Le FMI et l'Union européenne ont exigé des garanties sur la mise en œuvre du plan de sauvetage. A l'exception des partis antilibéraux – la Coalition Parti communiste-Verts et le Bloc des gauches –, les trois principaux partis politiques du pays se sont engagés à respecter et à faire appliquer le programme. "Il existe au Portugal un consensus politique sur l'accord FMI-Union européenne et la contestation sociale est très pacifique" souligne le professeur d'économie Luis Campos e Cunha. Pedros Passos Coelho a répété durant la campagne électorale qu'il irait "bien au-delà" des exigences posées par la troïka (FMI, Union européenne et Banque centrale européenne) en matière de privatisations et de réformes du marché du travail, des services publics et des politiques sociales. "Je ferai tout pour garantir à tous ceux qui nous regardent de l'extérieur que le Portugal ne sera pas un fardeau à la charge d'autres pays qui nous ont prêté ce dont nous avions besoin pour faire face à nos responsabilités et à nos engagements. Nous ferons tout notre possible pour honorer l'accord établi entre l'Etat portugais, l'Union européenne et le FMI pour reconquérir la confiance des marchés" a-t-il déclaré après l'annonce de sa victoire.
Le PSD a promis d'alléger le poids de l'Etat dans l'économie et la société et d'élargir le champ des privatisations prévues par le plan d'aide aux médias et aux hôpitaux gérés par la banque publique Caixa Geral de Depositos. Pedro Passos Coelho a également affirmé qu'il mettrait en place un "gouvernement fort capable de remettre le Portugal debout". Il a proposé de baisser les cotisations patronales pour soutenir l'emploi et de créer un "tribut solidaire" qui imposerait aux bénéficiaires d'allocations chômage ou de minima sociaux de travailler pour la communauté afin de "faciliter leur réinsertion sur le marché du travail".
"Nous savons que nous allons vivre une période très difficile. Les deux, trois prochaines années vont être dures" a déclaré Pedro Passos Coelho après avoir rempli son devoir civique à Amadora, ville de la banlieue de Lisbonne. "Je suis certain que nous ferons les changements nécessaires et que le Portugal retrouvera la prospérité" a-t-il conclu.
A bientôt 47 ans, Pedro Passos Coelho, est originaire de Coimbra (nord) et titulaire d'une licence d'économie de l'université Lusiada de Lisbonne.
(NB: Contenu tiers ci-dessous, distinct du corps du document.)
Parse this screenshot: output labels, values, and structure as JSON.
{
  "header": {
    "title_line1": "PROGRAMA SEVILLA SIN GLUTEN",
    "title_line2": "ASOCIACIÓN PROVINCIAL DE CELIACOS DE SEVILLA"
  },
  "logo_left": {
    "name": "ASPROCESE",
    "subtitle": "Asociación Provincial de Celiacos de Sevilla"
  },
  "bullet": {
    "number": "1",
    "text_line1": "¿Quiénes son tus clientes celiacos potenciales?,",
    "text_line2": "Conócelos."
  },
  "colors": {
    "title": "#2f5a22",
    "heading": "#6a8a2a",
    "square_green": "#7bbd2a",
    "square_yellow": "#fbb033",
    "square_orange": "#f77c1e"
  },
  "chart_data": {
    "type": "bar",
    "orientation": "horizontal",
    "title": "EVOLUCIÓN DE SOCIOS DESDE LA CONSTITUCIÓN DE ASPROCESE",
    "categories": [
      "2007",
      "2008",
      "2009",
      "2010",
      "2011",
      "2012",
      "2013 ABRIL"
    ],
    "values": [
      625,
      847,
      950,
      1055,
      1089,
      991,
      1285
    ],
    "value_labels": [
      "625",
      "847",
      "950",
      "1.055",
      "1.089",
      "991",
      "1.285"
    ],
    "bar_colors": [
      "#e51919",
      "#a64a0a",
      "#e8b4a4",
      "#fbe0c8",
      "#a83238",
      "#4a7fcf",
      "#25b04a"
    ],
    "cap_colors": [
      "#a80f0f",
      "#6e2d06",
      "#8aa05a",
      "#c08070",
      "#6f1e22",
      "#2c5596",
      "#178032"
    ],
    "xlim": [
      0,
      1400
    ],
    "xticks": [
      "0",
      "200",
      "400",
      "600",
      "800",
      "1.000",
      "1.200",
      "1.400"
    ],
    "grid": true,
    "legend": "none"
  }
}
Après une carrière dans le privé, il revient en 2005 vers la politique qui avait marqué son adolescence puisqu'il avait adhéré aux Jeunesses sociale-démocrates (JSD), organisation de jeunesse du PSD, dès l'âge de 14 ans. Elu président des JSD, il a alors remporté un siège de député aux élections législatives de 1991. En 2005, Pedro Passos Coelho est devenu vice-président du PSD. Le 26 mai 2010, il accède avec 61 % des suffrages à la tête du parti où, après la défaite des sociaux-démocrates aux élections législatives du 27 septembre 2009, il remplace Manuela Ferreira Leite.
Le leader social-démocrate s'est vu reprocher son inexpérience pendant la campagne électorale. Il a répondu en mettant en avant sa proximité avec le milieu des affaires, qui, selon lui, le rend plus apte à gérer la crise socioéconomique actuelle.
Les résultats complets des élections législatives seront annoncés le 15 juin après le dépouillement des votes des Portugais de l'étranger qui élisent quatre députés.
Corinne Deloy, Fondation Robert-Schuman.